If you check out the notes at the bottom of my column, you'll note I do blogrolling for friends. This week, I've added a new blog, written by my old friend and colleague Jerry Colonna:

Madeleines

"And suddenly the memory revealed itself: The taste was that of the little piece of madeleine which on Sunday mornings at Combray (because on those mornings I did not go out before mass), when I went to say good morning to her in her bedroom, my aunt Léonie used to give me, dipping it first in her own cup of tea or tisane."

I added it because I like and admire Jerry, because I enjoy and respect his writing, and maybe a little tiny bit because he wrote a nice entry about our professional relationship.

John Seybold died. His influence was great, and it affected a couple of MIT grads:

As an industry consultant in 1972, Mr. Seybold played a key role in the decision by U.S. News & World Report to become the first customer for the Atex Publishing Systems Corporation, a garage start-up created by a group of recent M.I.T. graduates. Atex would go on to become the dominant company in the computer typesetting industry in the 1970's and 1980's.

"He had the faith that a few guys in a garage could build a system that would be usable by a major enterprise," said Richard Ying, a co-founder of Atex."

Ah, Atex. That really brings back memories...

This note came to my journalism book site this week:

While looking about for new textbooks for my journalism class at the University of New Mexico next fall, I found your site. Since you are fond of "old journalism," you might just be interested in my book, published by Academy Chicago last year which deals with the worst single building fire in US history. When I began researching in 1961 while working for CBS News, I had the good fortune to interview at least five men who were involved in the tragedy, which claimed over 600 lives. One was Charles Collins, a new cub reporter in 1903 who covered the theater's opening six weeks earlier and returned to cover the disaster. The book centers on him. Collins later became drama critic of the Chicago Trib. There is much about the journalism of the time which you may find interesting.

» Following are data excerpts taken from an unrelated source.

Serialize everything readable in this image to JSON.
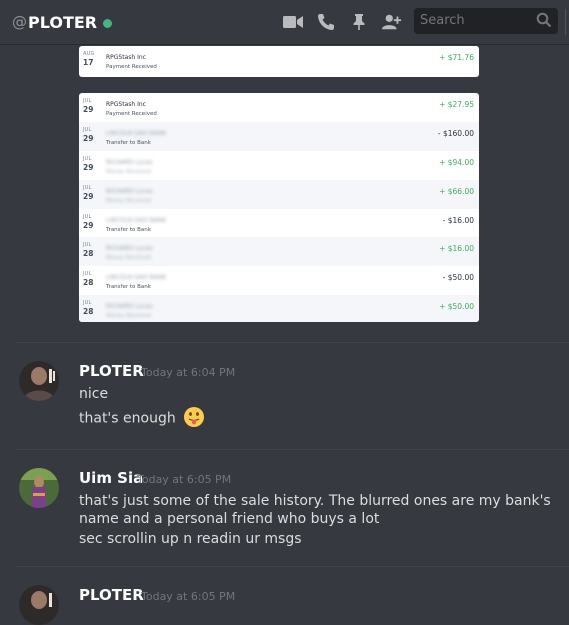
{
  "header": {
    "at": "@",
    "channel_name": "PLOTER",
    "search_placeholder": "Search",
    "icons": [
      "video-call-icon",
      "voice-call-icon",
      "pin-icon",
      "add-friend-icon"
    ]
  },
  "transactions_top": [
    {
      "month": "AUG",
      "day": "17",
      "name": "RPGStash Inc",
      "desc": "Payment Received",
      "amount": "+ $71.76",
      "positive": true
    }
  ],
  "transactions": [
    {
      "month": "JUL",
      "day": "29",
      "name": "RPGStash Inc",
      "desc": "Payment Received",
      "amount": "+ $27.95",
      "positive": true
    },
    {
      "month": "JUL",
      "day": "29",
      "name": "LINCOLN SAVI BANK",
      "desc": "Transfer to Bank",
      "amount": "- $160.00",
      "positive": false
    },
    {
      "month": "JUL",
      "day": "29",
      "name": "RICHARD Lucas",
      "desc": "Money Received",
      "amount": "+ $94.00",
      "positive": true
    },
    {
      "month": "JUL",
      "day": "29",
      "name": "RICHARD Lucas",
      "desc": "Money Received",
      "amount": "+ $66.00",
      "positive": true
    },
    {
      "month": "JUL",
      "day": "29",
      "name": "LINCOLN SAVI BANK",
      "desc": "Transfer to Bank",
      "amount": "- $16.00",
      "positive": false
    },
    {
      "month": "JUL",
      "day": "28",
      "name": "RICHARD Lucas",
      "desc": "Money Received",
      "amount": "+ $16.00",
      "positive": true
    },
    {
      "month": "JUL",
      "day": "28",
      "name": "LINCOLN SAVI BANK",
      "desc": "Transfer to Bank",
      "amount": "- $50.00",
      "positive": false
    },
    {
      "month": "JUL",
      "day": "28",
      "name": "RICHARD Lucas",
      "desc": "Money Received",
      "amount": "+ $50.00",
      "positive": true
    }
  ],
  "messages": [
    {
      "author": "PLOTER",
      "timestamp": "Today at 6:04 PM",
      "lines": [
        "nice",
        "that's enough"
      ]
    },
    {
      "author": "Uim Sia",
      "timestamp": "Today at 6:05 PM",
      "lines": [
        "that's just some of the sale history. The blurred ones are my bank's name and a personal friend who buys a lot",
        "sec scrollin up n readin ur msgs"
      ]
    },
    {
      "author": "PLOTER",
      "timestamp": "Today at 6:05 PM",
      "lines": []
    }
  ],
  "colors": {
    "background": "#36393f",
    "online": "#43b581",
    "positive_amount": "#3dae5a"
  }
}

Enjoy the read and be sure to note the story of another cub reporter, from the Chicago City News Service, who hired a kid to render public phones inoperable in the area of the theater so that he'd get the scoop.

Anthony Hatch
Santa Fe, NM

Dan Grobstein File

From the San Francisco Chronicle
A Buddhist on good, evil and Gibson
Laurel Wellman

An interview with Robert Thurman, author of "Infinite Life: Seven Virtues for Living Well," who was the first Westerner ordained as a Tibetan Buddhist monk and one of Time magazine's 25 Most Influential People in 1997.

Here's the nut graf, as far as I am concerned:

"My new guru in life is Bill Murray, because actually the best metaphor for the infinite life, the reincarnation thing, is 'Groundhog Day.' You keep coming back until you get it right. When you get it right, then you have a really great time. Nirvana means you live with other beings in a really happy way. "And we all could, in the 21st century -- if we used our brains a little better."

New York Times

Objecting to Bush Medicare benefit deception and fakery.